Sınava hazırlanırken Haydarpaşa Lisesi'ni kazanmayı hedefliyordum fakat sınav sonucum Haydarpaşa'nın o dönem aldığı puanın altındaydı. Tercih döneminde Haydarpaşa'yı gezip bu okula giremeyeceğimi düşündüğümdeki üzüntümü çok iyi hatırlıyorum. İlk yerleştirmeler sonucunda Maltepe Anadolu Lisesini kazanmıştım ve bir hafta o okula gitmiştim. Umutsuz bir şekilde yaptığım ikinci tercihlerde ucundan da olsa Haydarpaşa Lisesi'ne girdiğimi öğrenince çok mutlu olmuştum. Fiziki imkanları, akademik kadrosu ve öğrenci kalitesiyle beni ilk günden etkilemişti. Hiçbir zaman Haydarpaşa'yı tercih ettiğim için pişmanlık duymadım. Üniversite döneminin birçok farklı ve güzel özelliğinin yanı sıra lise benim için gerçekten ayrıydı. Okuduğum dört sene boyunca dostluklar edindim, kendimi geliştirdim, iyi kötü unutamayacağım birçok şey yaşadım. O zamanlar belki anlayamıyordum fakat şimdi geriye dönüp baktığımda güzel bir lise hayatı geçirdiğimi düşünüyorum.

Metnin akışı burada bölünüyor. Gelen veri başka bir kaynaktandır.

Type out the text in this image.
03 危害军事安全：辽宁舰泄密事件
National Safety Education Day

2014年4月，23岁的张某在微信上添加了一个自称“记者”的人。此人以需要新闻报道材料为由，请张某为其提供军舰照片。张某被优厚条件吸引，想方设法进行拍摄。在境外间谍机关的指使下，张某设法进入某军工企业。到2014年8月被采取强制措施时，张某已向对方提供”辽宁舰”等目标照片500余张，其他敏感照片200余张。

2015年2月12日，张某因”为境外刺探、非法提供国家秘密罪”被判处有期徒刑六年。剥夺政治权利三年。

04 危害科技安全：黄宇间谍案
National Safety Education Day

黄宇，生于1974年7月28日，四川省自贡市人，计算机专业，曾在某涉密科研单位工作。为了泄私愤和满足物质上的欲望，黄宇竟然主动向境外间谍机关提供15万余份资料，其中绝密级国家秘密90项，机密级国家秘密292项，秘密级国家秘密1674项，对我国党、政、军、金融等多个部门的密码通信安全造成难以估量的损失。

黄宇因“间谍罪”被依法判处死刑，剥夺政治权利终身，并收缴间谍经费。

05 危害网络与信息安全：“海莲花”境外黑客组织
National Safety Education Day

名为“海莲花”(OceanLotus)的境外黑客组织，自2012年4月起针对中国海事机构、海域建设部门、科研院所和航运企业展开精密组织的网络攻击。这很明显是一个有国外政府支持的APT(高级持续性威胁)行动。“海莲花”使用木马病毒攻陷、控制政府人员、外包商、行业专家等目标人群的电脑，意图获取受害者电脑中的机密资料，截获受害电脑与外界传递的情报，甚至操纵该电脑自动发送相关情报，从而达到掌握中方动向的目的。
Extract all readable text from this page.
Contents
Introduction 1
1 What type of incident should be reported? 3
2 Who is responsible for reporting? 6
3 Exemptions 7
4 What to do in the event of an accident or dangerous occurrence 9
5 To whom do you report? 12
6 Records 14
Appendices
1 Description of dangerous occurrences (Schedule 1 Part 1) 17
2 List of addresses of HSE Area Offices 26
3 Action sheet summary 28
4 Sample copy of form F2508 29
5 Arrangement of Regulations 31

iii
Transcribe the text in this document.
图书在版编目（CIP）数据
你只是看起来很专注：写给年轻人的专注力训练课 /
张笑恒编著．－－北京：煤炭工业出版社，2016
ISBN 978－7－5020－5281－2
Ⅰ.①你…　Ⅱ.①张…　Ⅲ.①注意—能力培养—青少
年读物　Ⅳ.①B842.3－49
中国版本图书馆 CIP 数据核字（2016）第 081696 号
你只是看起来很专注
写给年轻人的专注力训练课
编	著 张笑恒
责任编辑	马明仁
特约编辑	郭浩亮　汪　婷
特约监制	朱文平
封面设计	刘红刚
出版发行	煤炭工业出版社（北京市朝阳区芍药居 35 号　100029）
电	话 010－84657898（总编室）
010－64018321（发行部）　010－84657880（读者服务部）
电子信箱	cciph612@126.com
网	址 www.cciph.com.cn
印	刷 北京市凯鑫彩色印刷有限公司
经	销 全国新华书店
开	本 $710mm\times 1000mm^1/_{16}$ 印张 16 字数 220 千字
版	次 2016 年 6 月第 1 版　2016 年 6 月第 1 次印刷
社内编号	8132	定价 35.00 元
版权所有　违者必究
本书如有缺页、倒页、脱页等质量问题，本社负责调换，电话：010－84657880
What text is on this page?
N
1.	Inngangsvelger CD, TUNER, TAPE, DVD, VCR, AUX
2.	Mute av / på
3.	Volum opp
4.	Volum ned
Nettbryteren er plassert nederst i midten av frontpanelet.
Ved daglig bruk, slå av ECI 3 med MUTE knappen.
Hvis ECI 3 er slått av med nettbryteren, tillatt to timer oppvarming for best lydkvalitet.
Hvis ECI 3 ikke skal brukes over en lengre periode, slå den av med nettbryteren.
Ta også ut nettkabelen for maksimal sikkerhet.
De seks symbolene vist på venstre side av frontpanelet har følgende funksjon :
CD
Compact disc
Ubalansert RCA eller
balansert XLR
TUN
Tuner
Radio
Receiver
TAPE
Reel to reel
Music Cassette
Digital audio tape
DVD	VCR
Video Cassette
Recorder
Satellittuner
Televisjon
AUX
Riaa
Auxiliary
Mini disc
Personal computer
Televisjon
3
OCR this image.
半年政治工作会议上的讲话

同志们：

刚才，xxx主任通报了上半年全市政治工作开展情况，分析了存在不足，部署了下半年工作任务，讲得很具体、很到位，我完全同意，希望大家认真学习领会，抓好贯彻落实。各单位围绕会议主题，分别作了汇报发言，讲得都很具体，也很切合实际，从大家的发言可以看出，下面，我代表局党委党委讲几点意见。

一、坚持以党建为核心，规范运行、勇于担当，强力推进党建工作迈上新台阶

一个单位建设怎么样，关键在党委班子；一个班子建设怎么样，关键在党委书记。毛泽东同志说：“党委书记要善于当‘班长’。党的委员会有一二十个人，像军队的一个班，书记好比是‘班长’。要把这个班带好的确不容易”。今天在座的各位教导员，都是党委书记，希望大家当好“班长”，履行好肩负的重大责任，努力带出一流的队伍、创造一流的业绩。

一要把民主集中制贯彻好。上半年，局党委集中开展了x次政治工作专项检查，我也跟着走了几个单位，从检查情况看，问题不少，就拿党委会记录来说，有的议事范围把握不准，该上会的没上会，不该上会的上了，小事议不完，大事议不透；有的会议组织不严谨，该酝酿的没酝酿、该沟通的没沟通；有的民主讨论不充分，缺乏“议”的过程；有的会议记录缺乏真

Yağmur Zühal: Eşit ağırlık öğrencisi olmaya nasıl karar verdiniz?
Aslında alan seçme süreci benim için çok sancılıydı. Küçüklükten beri kesin olarak ben sayısal ya da eşit ağırlık öğrencisiyim diyemiyordum. Matematikte her zaman başarılı olsam da fizik ve kimya derslerini oldum olası sevmez ve yapamazdım. İleride de sayısal bir bölüm yerine daha çok sosyal bir bölüm okumak istiyordum. Sanırım bundan dolayı yavaş yavaş eşit ağırlık öğrencisi olmakta karar kıldım.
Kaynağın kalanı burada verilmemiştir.